|J. Neil C.|
Philippine Gay Culture: The Last 30 Years, is a two-part study that attempts to inaugurate an academic clearing in which issues of (male) homosexuality may be raised. Part one undertakes a perspective investigation into the earliest incidences, varieties, development, complexities and problems of the discourse of sexual orientation in the Philippines. By looking into sources written in the Spanish Era, as well as a number of other texts that treat the question of sexuality in the past three decades, this book seeks to answer the question of why no liberation movement has been forthcoming from the various gay-identified sectors in the country. This interest leads the book into an examination of the conceptual history of local gay culture, and of the lack of fit between the different - and inevitably, conflicting - understanding of homosexuality and effeminacy, as these have been lived out by Filipinos in the metropolitan centers of the Philippines in the last 30 years. In the second part of this book, the author subjects three texts - written by Severino Montano, Orlando Nadres, and Tony Perez - to an autobiographical reading whose aim is to resituate their sexual politics at the center of the hermeneutic project. In doing so, the books argues for the desirability - and the necessity - of a gay literary criticism that will not gloss over the question of self representation and sexuality, and that will move away from the New Critical procedure that depersonalizes the text and all supposedly good-natured readings of it. This book is the first of its kind that meshes together skills in literary and cultural studies with a rhapsodic, hauntingly personal voice, in order to establish a unique theoretical perspective from which to understand local gay culture and its various self-expressions.
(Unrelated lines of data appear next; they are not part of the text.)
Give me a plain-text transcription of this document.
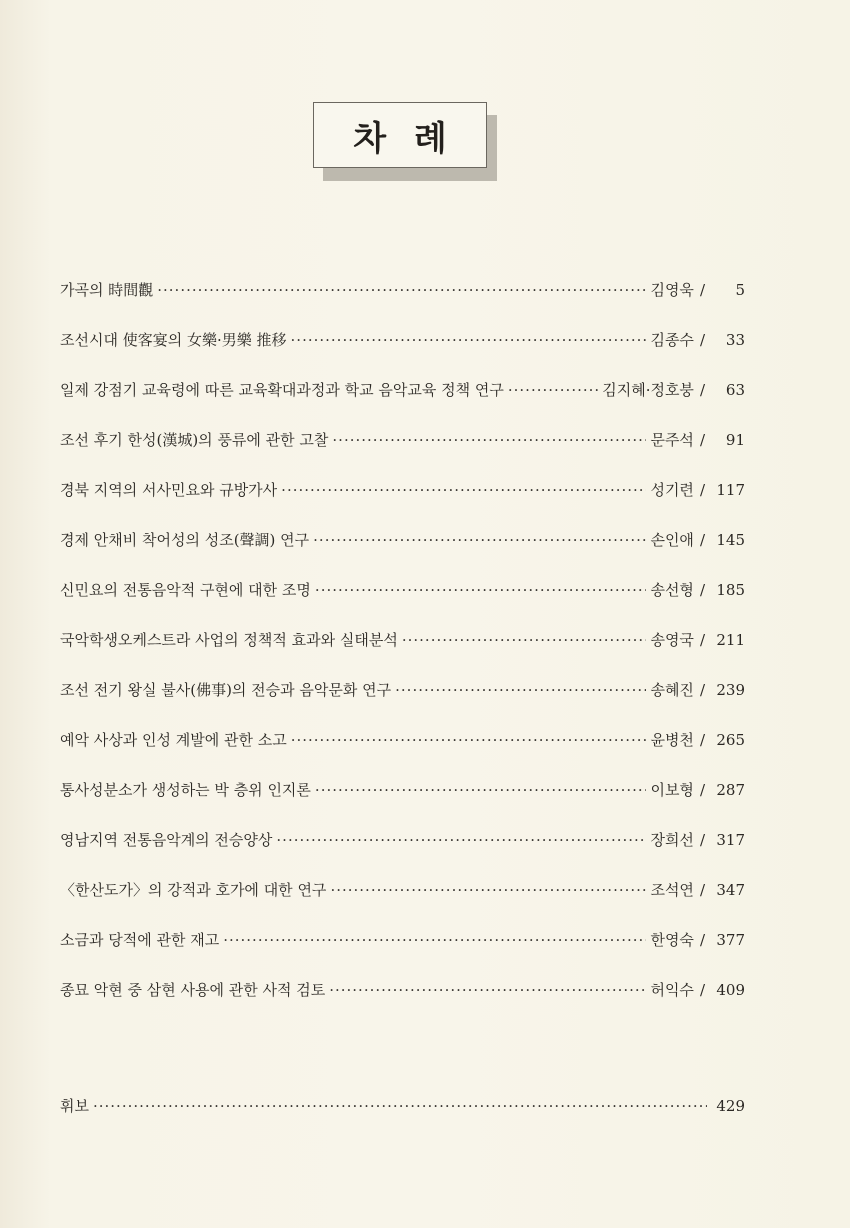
차 례
가곡의 時間觀 ·····	김영욱 /	5
조선시대 使客宴의 女樂·男樂 推移 ·····	김종수 /	33
일제 강점기 교육령에 따른 교육확대과정과 학교 음악교육 정책 연구 ·····	김지혜·정호붕 /	63
조선 후기 한성(漢城)의 풍류에 관한 고찰 ·····	문주석 /	91
경북 지역의 서사민요와 규방가사 ·····	성기련 / 117
경제 안채비 착어성의 성조(聲調) 연구 ·····	손인애 / 145
신민요의 전통음악적 구현에 대한 조명 ·····	송선형 / 185
국악학생오케스트라 사업의 정책적 효과와 실태분석 ·····	송영국 / 211
조선 전기 왕실 불사(佛事)의 전승과 음악문화 연구 ·····	송혜진 / 239
예악 사상과 인성 계발에 관한 소고 ·····	윤병천 / 265
통사성분소가 생성하는 박 층위 인지론 ·····	이보형 / 287
영남지역 전통음악계의 전승양상 ·····	장희선 / 317
〈한산도가〉의 강적과 호가에 대한 연구 ·····	조석연 / 347
소금과 당적에 관한 재고 ·····	한영숙 / 377
종묘 악현 중 삼현 사용에 관한 사적 검토 ·····	허익수 / 409
휘보 ·····	429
Born in Manila in 1969, J. Neil C. Garcia is a poet, teacher and scholar. He has been with the Department of English and Comparative Literature of the University of the Philippines (Diliman Campus) for the past five years. In 1994, he taught the first subject on gay literature in the country. He is the author of a collection of poems (Closet Quivers, published by Kalikasan Press in 1992), and co-edited Ladlad: An anthology of Philippine Gay Writing (Anvil, 1994). Neil has been the recipient of numerous poetry awards and the manuscript of his book won for him the Chancellor's Award for Outstanding Researcher of 1996. He is currently an Associate for Poetry of the U.P. Creative Writing Center, and is at work on his second collection of poems.